Music Psychology: How Music Brings Us Together

Music Psychology: How Music Brings Us Together

Spotify Star
Spotify Star

Music has long been an integral aspect of the human experience. In 2009, archeologists unearthed the oldest known musical instrument, a vulture-bone flute, in a European cave from 40,000 years ago (National Geographic). So, why did humans evolve to partake in creating and enjoying music? New research points to our innate desire to connect. Music can convey emotion, lead to the formation of vivid memories, and, most importantly, strengthen connections. As a university student working towards my bachelor of science in psychology, I'd like to take a look behind the scenes at the science behind how music plays an integral role in how we connect and relate to one another. 

Before the advent of music streaming and recording, the only way to experience it was live. Our ancestors would have to come together and put on concerts, rather than just opening Spotify and clicking play. This type of social contact may have provided a physical and psychological safety net which aided our ancestors' survival and may even help us in the modern day. Further, studies show that musically synchronizing with others results in the release of pleasure chemicals (endorphins) in our brains, creating positive feelings associated with those with whom you're synchronizing. Interestingly, research has shown that we can reap these benefits even if the person we synchronize with is not visible to us! You can even try this for yourself — visit (or call) a friend or family member and try singing a song together! May I suggest… 


Humans have an inherent desire to consistently seek inclusion over exclusion to fulfill our fundamental need to belong. Music is one way to fulfill this desire to belong, leading to an increased sense of safety and obligation towards your group. Studies have found increased social cohesion and emotional well-being among families and peer groups when they engage in ritualized musical activities, such as listening to music and even talking about one's favourite songs. Music can play a significant role in strengthening peer and family relations and improving social and emotional well-being. Shared musical preferences have also been shown to create bonds between people, as we have an inclination to affiliate musical taste with our values. This tendency to relate musical taste and values can influence how much we like someone based on their taste in music.

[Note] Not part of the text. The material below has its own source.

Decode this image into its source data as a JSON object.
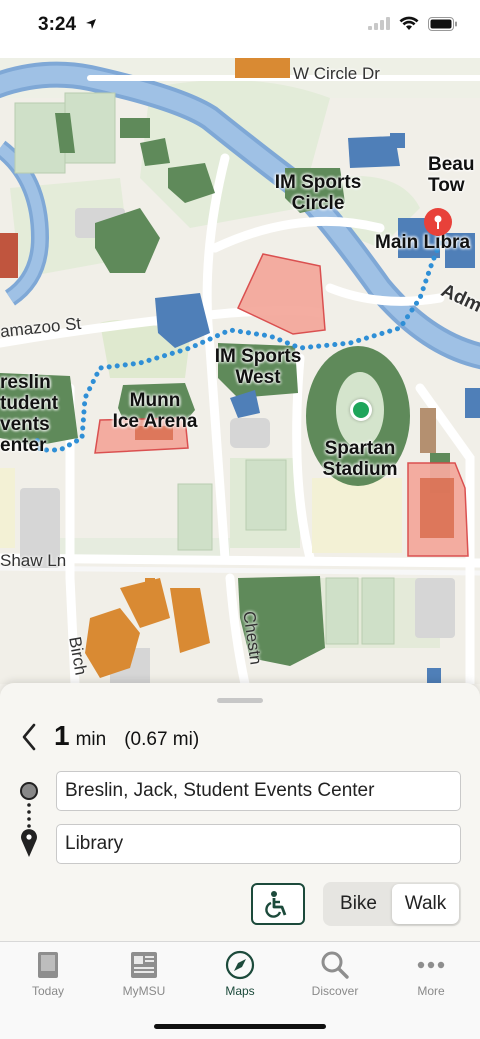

Since music taste can vary from person to person, finding the perfect mix of tunes for you and your friends and family can be challenging. However, thanks to Spotify's new Blend playlists, you can generate a continually updating playlist for you and up to 10 friends to find the perfect music to jam out and bond over.

Rising Star 1
Rising Star 1

Excellent article, congratulations!

Community Manager
Community Manager

I often think about what music does when watching football (or soccer for some of you...) as there is real shared passion when singing together at an event like that. Thanks for this @Noah really interesting


According to new research, music helps synchronize our bodies and our brains.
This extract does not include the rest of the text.